Division of Early Drug Development for Innovative Therapies, IEO, European Institute of Oncology IRCCS, Milan, Italy.
Anticancer Agents Med Chem. 2022;22(4):787-800. doi: 10.2174/1871520621666210706144112.
Immune Checkpoint Inhibitors (ICIs) have remarkably modified the way solid tumors are managed, including breast cancer. Unfortunately, only a relatively small number of breast cancer patients significantly respond to these treatments. To maximize the immunotherapy benefit in breast cancer, several efforts are currently being put forward for the identification of i) the best therapeutic strategy (i.e. ICI monotherapy or in association with chemotherapy, radiotherapy, or other drugs); ii) optimal timing for administration (e.g. early/advanced stage of disease; adjuvant/ neoadjuvant setting); iii) most effective and reliable predictive biomarkers of response (e.g. tumor-infiltrating lymphocytes, programmed death-ligand 1, microsatellite instability associated with mismatch repair deficiency, and tumor mutational burden). In this article, we review the impacts and gaps in the characterization of immune-related biomarkers raised by clinical and translational research studies with immunotherapy treatments. Particular emphasis has been put on the documented evidence of significant clinical benefits of ICI in different randomized clinical trials, along with preanalytical and analytical issues in predictive biomarkers pathological assessment.

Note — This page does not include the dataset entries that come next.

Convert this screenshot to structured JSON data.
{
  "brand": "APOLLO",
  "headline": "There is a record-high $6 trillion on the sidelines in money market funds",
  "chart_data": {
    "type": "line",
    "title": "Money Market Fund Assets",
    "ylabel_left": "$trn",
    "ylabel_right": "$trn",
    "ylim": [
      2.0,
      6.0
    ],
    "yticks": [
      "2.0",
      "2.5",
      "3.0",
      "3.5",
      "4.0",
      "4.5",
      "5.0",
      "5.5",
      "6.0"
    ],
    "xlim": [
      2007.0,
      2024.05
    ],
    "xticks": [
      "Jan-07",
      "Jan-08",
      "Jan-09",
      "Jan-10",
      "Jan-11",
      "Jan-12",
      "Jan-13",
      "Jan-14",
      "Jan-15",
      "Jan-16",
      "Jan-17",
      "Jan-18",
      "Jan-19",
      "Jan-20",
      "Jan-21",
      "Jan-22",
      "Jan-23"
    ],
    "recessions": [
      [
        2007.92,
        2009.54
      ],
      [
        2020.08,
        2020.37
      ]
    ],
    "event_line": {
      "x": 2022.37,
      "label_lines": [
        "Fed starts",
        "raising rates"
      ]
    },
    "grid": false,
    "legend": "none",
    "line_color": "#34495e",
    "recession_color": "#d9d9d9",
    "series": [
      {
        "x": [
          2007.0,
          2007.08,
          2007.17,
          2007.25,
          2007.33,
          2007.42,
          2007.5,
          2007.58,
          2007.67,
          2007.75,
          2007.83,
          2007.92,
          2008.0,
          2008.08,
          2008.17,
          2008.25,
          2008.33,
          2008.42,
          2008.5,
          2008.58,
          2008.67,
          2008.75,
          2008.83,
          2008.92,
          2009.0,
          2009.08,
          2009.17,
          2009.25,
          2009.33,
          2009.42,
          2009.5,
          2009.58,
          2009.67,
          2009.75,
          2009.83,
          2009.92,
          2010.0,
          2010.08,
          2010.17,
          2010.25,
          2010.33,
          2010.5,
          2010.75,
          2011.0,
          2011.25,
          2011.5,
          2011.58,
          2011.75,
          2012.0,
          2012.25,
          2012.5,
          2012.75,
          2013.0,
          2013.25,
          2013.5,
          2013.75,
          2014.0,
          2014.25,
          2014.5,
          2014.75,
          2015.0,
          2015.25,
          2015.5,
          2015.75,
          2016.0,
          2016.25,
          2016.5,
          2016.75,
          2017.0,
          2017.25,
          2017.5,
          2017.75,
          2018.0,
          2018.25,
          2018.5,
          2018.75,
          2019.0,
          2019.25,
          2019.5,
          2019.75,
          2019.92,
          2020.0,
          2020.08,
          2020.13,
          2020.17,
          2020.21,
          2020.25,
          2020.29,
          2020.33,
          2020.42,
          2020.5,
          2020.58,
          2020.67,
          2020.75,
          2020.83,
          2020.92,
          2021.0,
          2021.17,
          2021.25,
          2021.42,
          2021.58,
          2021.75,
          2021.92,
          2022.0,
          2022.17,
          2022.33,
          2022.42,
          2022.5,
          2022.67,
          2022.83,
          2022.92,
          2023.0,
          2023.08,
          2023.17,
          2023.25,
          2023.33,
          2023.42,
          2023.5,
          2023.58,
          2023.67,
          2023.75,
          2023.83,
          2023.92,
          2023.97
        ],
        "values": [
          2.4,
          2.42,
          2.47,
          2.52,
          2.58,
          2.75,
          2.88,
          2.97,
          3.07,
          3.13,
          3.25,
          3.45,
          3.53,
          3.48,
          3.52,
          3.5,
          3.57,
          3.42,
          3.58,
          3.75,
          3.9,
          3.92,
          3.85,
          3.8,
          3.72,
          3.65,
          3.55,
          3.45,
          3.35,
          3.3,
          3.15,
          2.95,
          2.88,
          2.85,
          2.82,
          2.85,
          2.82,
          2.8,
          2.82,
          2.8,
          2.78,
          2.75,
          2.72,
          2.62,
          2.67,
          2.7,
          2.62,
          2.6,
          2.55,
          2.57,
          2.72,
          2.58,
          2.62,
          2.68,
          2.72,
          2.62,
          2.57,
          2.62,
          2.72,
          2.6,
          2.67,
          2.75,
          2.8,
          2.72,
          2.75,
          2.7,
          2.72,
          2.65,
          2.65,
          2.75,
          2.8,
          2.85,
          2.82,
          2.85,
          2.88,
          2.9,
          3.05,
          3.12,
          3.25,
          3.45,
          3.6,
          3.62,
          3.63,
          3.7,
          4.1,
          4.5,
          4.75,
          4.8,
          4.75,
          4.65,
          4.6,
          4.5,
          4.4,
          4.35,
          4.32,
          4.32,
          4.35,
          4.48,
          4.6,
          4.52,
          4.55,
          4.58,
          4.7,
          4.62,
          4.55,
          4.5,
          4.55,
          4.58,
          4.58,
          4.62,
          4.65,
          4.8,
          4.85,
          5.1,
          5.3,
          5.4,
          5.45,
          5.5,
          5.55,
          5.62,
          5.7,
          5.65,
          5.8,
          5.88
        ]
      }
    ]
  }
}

免疫检查点抑制剂(ICIs)显著改变了实体瘤的治疗方式,包括乳腺癌。不幸的是,只有相对较少的乳腺癌患者对这些治疗有显著反应。为了最大限度地提高乳腺癌的免疫治疗效益,目前正在进行多项努力,以确定:i)最佳治疗策略(即 ICI 单药治疗或与化疗、放疗或其他药物联合治疗);ii)最佳给药时机(例如疾病的早期/晚期;辅助/新辅助治疗);iii)最有效和可靠的反应预测生物标志物(例如肿瘤浸润淋巴细胞、程序性死亡配体 1、与错配修复缺陷相关的微卫星不稳定性和肿瘤突变负担)。本文综述了免疫治疗相关生物标志物的临床和转化研究对免疫相关生物标志物的特征的影响和差距。特别强调了不同随机临床试验中 ICI 具有显著临床获益的已有证据,以及预测生物标志物病理评估中的分析前和分析问题。